The person who is the subject of the petition is given notice of the hearing, and has rights, depending on state law. The person's rights include notice and may include the right to attend the hearing, challenge the petition and to have a lawyer. The law may allow the court to appoint a guardian ad litem to represent the person's interests. If the petition is challenged, there may be rights to an independent medical evaluation and a jury trial on the issues.
The Hearing and Appointing a Guardian
The court considers the petition at a hearing, and then decides if the person has an incapacity and needs a guardian, what the specific needs are and appoints a guardian. At the hearing, the court carefully assesses the petition and evidence, such as the medical forms and reports on the ward's condition and needs. Issues of incapacity aren't taken lightly.
If the court finds incapacity, and the scope of the ward's needs, it then decides whether the person seeking the role or nominated as guardian is qualified. Generally, a guardian must be an adult, at least 18 years old, and be competent himself. State law may exclude those who have criminal records or aren't US citizens.
Usual guardian candidates are the ward's close family members or friends. Professional guardians and entities, such as a corporation can serve as guardians, too. State government provides public guardians if no one else can serve.
Courts give weight to your wishes if you've nominated someone as guardian in a durable power of attorney, and to candidates who are close to you. Courts recognize those close to you often know your wishes and preferences best, and will take the best care of you and your affairs. Co-guardians can be named, for example a spouse and an adult child or your adult children.
Guardianship Powers and Duties
The court issues "letters of office" after appointing a guardian. This is the certified proof of the guardian's appointment and powers. Generally, they're sent to the guardian or his lawyer. Depending on the case, a guardian may have to file a bond with the court.
The guardian has a number of administrative duties. These range from making an inventory of the ward's property, managing assets and further dealings with probate court.
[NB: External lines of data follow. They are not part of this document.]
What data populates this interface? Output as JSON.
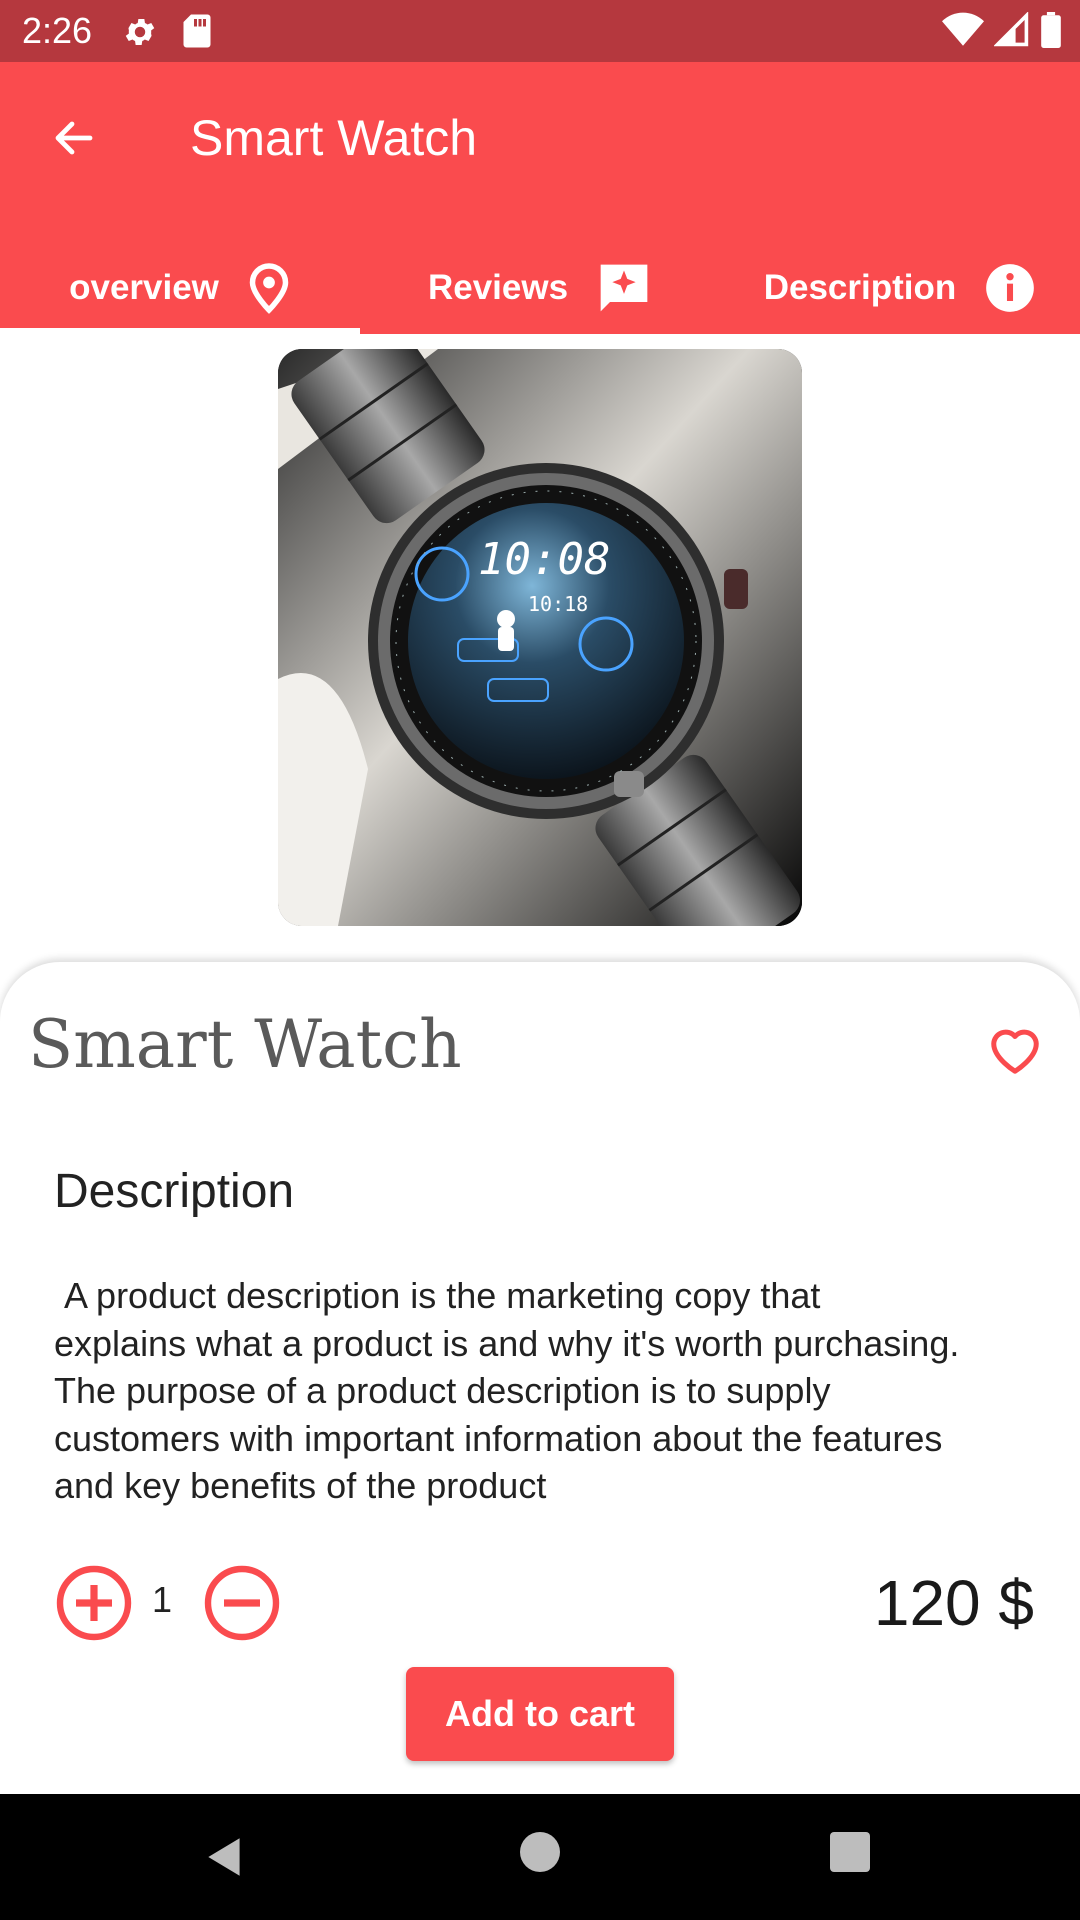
{
  "status_bar": {
    "time": "2:26",
    "icons": [
      "gear-icon",
      "sd-card-icon",
      "wifi-icon",
      "signal-icon",
      "battery-icon"
    ]
  },
  "app_bar": {
    "title": "Smart Watch",
    "back_icon": "arrow-left-icon",
    "color": "#fa4b4e"
  },
  "tabs": [
    {
      "label": "overview",
      "icon": "location-pin-icon",
      "selected": true
    },
    {
      "label": "Reviews",
      "icon": "chat-star-icon",
      "selected": false
    },
    {
      "label": "Description",
      "icon": "info-icon",
      "selected": false
    }
  ],
  "product": {
    "name": "Smart Watch",
    "favorite_icon": "heart-outline-icon",
    "description_heading": "Description",
    "description_text": " A product description is the marketing copy that\nexplains what a product is and why it's worth purchasing.\nThe purpose of a product description is to supply\ncustomers with important information about the features\nand key benefits of the product",
    "quantity": "1",
    "price": "120 $",
    "add_to_cart_label": "Add to cart"
  },
  "colors": {
    "accent": "#fa4b4e",
    "status_bar": "#b5383e"
  }
}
The guardian must file periodic accountings with the court, report on the ward's condition, and may need court approval for some decisions, such as major financial transactions.
Finally, guardians can resign, or may be removed for cause. The guardianship continues for the ward's life, or until the court ends it.
Questions for Your Attorney
- My children are seeking guardianship and I disagree. Can I hire a lawyer and recover costs and fees from them if the court rejects their petition?
- Is reckless spending a basis for incapacity? What if my mother's frivolous spending habits are a real threat to her financial security?
- Can interested family members or friends contest a guardian's actions?